Миссис Кэдуоллер-Бофорт замерла с раскрытым ртом. Затем как-то странно улыбнулась, погладила собаку, после чего произошло нечто уж совершенно из ряду вон выходящее – она горько заплакала.
– Я не впускала в этот дом ни одного агента, ни под каким видом, – говорила миссис Кэдуоллер-Бофорт, утирая глаза полой кардигана, – и вы все равно проникли, причем наихудшим из возможных способов.
– Каким способом? – спросил я, соображая, не время ли поискать выход, или если я не смогу найти его, то не спрятаться ли мне в «кабинете» для метел.

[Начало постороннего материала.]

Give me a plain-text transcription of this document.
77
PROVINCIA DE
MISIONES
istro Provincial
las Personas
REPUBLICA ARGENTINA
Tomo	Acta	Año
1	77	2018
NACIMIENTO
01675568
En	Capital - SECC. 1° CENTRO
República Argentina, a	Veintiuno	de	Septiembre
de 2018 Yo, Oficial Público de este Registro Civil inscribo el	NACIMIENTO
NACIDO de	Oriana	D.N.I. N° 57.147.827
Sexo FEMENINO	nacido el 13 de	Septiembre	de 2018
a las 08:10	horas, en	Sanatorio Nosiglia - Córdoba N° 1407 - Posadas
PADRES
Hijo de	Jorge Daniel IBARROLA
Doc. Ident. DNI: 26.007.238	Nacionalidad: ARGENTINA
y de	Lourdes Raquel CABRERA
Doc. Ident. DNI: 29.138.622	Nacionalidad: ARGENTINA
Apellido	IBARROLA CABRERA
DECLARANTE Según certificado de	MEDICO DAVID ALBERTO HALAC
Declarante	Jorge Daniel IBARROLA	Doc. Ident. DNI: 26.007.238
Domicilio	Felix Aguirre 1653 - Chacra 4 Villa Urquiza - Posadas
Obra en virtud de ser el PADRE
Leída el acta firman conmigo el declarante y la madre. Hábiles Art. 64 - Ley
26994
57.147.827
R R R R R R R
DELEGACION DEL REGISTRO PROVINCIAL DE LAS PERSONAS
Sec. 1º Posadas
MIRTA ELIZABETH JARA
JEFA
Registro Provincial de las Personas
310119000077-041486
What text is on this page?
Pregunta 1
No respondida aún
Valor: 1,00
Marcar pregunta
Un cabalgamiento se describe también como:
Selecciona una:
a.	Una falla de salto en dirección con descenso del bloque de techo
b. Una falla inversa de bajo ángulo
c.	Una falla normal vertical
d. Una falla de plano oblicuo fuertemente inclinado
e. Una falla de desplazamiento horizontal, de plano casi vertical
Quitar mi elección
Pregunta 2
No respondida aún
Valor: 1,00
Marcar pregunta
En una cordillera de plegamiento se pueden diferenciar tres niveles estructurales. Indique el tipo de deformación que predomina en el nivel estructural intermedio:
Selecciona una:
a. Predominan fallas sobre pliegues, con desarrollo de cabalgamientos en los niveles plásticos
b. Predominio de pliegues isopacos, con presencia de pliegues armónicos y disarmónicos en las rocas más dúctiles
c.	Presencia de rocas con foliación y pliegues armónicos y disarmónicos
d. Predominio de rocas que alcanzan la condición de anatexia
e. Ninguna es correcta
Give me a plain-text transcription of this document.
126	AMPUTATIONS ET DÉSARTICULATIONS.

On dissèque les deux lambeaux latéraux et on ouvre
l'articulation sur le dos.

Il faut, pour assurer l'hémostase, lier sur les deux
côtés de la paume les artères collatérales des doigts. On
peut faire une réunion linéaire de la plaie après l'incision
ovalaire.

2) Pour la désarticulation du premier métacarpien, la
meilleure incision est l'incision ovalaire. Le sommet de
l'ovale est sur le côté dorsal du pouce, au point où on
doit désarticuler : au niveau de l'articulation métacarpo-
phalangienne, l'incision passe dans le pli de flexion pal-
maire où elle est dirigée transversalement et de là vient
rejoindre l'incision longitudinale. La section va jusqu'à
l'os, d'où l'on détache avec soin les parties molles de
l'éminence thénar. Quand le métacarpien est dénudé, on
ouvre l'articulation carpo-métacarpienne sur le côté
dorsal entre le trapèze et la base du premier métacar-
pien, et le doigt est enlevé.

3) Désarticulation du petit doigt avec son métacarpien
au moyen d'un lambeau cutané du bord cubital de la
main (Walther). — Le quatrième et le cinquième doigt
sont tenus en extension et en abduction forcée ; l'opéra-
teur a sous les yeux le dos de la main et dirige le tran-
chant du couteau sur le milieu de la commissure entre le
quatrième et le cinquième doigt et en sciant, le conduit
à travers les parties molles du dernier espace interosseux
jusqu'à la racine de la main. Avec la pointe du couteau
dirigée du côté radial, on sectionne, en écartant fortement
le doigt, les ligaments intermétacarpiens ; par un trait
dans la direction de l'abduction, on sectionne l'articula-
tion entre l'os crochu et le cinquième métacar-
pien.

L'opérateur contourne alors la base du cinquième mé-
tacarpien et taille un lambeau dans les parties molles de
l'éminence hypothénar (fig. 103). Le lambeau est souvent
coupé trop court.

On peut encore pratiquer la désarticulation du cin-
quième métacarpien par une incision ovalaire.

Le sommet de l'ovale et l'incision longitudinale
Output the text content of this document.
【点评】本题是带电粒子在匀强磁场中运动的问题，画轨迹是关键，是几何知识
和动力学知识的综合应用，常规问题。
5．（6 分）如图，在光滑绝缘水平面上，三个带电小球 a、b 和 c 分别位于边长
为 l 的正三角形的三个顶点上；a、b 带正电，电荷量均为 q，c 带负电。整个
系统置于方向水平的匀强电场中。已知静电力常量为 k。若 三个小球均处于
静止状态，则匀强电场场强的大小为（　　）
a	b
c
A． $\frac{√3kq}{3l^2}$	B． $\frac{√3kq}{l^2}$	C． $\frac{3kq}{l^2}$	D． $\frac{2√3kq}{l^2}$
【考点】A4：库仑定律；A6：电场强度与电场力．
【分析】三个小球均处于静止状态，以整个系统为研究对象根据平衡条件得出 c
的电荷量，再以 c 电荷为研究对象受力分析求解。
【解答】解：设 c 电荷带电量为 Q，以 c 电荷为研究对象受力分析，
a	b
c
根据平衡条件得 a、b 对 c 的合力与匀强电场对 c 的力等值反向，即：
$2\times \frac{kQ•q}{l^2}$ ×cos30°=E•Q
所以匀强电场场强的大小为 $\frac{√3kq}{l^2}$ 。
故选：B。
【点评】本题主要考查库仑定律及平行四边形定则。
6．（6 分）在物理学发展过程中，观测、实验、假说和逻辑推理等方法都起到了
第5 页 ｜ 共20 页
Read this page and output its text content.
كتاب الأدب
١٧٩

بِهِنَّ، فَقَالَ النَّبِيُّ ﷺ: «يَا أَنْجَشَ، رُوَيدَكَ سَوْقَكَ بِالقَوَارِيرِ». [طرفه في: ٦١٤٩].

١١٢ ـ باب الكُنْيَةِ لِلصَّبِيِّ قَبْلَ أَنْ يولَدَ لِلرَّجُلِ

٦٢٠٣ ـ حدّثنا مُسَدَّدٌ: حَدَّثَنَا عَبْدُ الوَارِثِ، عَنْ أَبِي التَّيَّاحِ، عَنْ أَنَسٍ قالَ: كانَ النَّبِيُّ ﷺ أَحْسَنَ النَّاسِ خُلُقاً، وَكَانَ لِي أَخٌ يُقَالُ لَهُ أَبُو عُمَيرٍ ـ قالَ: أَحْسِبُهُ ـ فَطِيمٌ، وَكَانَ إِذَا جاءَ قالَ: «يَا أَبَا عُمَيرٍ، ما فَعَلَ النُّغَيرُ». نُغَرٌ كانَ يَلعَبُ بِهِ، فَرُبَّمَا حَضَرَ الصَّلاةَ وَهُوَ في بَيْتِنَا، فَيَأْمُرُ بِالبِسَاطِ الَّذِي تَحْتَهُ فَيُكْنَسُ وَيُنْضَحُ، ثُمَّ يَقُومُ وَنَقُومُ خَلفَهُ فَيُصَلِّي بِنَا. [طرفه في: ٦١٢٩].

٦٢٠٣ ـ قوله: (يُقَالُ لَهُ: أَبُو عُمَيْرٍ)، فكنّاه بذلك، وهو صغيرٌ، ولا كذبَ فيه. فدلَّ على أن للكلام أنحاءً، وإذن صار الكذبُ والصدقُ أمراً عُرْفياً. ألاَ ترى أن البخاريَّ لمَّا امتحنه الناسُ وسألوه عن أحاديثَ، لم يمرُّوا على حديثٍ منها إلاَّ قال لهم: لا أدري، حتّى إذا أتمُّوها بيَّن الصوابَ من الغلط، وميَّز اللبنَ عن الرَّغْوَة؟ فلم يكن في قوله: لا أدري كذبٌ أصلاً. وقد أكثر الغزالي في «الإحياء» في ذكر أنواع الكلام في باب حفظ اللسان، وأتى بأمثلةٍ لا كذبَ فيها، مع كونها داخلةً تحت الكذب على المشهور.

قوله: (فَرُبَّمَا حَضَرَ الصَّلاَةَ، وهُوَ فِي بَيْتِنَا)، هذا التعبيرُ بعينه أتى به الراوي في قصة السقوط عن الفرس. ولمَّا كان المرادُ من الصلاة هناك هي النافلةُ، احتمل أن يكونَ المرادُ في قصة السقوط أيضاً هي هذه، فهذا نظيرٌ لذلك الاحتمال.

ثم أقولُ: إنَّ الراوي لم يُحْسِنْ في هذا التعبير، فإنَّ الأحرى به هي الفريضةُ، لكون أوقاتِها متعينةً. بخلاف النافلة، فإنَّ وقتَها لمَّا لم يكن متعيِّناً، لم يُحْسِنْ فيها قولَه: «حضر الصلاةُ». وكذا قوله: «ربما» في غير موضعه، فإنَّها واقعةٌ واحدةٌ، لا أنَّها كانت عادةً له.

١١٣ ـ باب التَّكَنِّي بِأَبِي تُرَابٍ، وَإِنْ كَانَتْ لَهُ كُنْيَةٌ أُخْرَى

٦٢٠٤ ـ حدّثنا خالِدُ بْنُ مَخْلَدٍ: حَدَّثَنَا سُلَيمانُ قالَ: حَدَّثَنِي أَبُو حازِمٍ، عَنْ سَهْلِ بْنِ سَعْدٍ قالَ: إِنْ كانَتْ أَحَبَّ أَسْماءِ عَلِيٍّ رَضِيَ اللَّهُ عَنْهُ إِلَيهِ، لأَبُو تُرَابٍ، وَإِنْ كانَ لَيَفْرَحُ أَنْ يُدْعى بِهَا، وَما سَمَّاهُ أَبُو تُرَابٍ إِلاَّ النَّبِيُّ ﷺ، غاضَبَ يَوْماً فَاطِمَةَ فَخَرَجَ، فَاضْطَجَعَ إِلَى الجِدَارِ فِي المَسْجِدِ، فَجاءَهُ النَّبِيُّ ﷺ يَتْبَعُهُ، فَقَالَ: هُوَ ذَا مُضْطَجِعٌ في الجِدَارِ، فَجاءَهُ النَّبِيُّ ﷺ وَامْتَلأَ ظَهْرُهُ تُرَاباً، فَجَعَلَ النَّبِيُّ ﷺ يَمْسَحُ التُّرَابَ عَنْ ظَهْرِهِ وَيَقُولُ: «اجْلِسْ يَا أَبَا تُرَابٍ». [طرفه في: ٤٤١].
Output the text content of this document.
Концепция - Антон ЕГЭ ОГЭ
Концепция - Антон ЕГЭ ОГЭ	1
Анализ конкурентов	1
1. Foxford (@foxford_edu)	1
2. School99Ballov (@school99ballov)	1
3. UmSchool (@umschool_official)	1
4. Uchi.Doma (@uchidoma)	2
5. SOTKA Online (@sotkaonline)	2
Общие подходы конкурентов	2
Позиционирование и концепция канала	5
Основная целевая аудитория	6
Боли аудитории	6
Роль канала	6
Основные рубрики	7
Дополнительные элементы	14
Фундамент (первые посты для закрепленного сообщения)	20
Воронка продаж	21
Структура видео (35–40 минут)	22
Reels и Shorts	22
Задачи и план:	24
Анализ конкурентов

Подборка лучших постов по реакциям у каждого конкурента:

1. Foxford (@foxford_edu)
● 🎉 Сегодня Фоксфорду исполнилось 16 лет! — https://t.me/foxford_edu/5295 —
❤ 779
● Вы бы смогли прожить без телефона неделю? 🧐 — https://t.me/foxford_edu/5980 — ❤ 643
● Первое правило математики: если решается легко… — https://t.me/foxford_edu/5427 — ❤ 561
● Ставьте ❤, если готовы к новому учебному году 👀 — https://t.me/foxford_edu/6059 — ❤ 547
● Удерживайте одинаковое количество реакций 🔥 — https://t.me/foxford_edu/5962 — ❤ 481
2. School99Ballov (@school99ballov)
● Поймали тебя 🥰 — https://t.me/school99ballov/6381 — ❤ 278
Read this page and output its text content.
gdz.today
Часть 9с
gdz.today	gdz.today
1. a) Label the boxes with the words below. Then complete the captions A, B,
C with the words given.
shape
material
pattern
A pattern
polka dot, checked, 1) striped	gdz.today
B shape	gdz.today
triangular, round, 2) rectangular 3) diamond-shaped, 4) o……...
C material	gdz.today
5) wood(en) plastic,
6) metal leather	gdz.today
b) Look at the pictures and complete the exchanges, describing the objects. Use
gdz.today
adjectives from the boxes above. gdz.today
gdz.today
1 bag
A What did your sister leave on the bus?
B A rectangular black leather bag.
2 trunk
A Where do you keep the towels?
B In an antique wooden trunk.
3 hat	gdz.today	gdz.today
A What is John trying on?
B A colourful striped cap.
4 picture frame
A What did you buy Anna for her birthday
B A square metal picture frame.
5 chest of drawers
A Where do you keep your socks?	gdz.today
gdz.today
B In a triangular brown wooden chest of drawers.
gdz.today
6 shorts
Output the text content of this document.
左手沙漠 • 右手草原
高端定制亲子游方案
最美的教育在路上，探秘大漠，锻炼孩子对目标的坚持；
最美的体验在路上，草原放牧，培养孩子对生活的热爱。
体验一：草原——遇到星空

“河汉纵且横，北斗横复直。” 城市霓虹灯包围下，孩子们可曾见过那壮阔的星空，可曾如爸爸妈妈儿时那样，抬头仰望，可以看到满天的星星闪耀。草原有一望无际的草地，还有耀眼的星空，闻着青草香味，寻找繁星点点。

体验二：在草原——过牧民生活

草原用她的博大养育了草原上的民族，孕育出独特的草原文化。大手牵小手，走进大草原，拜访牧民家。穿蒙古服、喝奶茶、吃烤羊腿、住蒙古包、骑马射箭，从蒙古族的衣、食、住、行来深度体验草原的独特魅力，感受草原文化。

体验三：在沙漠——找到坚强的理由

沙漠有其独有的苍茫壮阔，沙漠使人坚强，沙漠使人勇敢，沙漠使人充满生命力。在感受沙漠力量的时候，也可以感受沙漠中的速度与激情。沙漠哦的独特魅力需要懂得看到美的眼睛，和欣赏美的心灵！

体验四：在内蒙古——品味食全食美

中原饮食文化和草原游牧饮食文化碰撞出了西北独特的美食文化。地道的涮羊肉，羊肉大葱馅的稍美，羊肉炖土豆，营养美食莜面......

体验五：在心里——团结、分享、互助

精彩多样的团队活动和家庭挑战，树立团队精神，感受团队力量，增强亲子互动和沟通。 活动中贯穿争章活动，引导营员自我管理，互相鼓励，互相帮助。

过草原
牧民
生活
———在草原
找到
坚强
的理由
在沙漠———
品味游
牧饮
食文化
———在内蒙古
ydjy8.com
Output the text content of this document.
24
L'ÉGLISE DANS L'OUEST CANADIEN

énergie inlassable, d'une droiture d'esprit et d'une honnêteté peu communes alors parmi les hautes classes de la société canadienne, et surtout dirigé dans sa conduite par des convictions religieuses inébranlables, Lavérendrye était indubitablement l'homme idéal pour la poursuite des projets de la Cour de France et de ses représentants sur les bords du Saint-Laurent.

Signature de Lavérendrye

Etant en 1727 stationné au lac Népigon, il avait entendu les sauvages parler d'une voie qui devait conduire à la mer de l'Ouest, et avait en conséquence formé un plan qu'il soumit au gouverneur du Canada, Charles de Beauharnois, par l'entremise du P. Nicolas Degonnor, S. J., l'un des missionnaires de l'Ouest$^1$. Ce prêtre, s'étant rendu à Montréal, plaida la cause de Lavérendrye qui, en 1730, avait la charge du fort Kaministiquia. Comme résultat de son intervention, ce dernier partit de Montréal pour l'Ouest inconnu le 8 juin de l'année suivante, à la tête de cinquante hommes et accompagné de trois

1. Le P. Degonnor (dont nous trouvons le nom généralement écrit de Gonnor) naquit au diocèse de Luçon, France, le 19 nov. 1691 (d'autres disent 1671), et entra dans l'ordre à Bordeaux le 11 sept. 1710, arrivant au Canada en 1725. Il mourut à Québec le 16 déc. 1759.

– С добротой, – всхлипывала она. – Вы воспользовались самым святым, перед чем я не могу устоять, – добротой. – Она яростно полыхнула на меня глазами.
– Дважды подумайте, прежде чем сдаваться, кому бы то ни было, – посоветовал я. Я был совершенно уверен, что успею покинуть помещение до того, как ей придет в голову наброситься на меня, но сомневался, что делать потом, в каком направлении двигаться. Я мог просто не заметить выхода, скрытого одной из гардин. И что, если я заблужусь в этом доме? В таком громадном помещении можно бродить неделями, отыскивая выход.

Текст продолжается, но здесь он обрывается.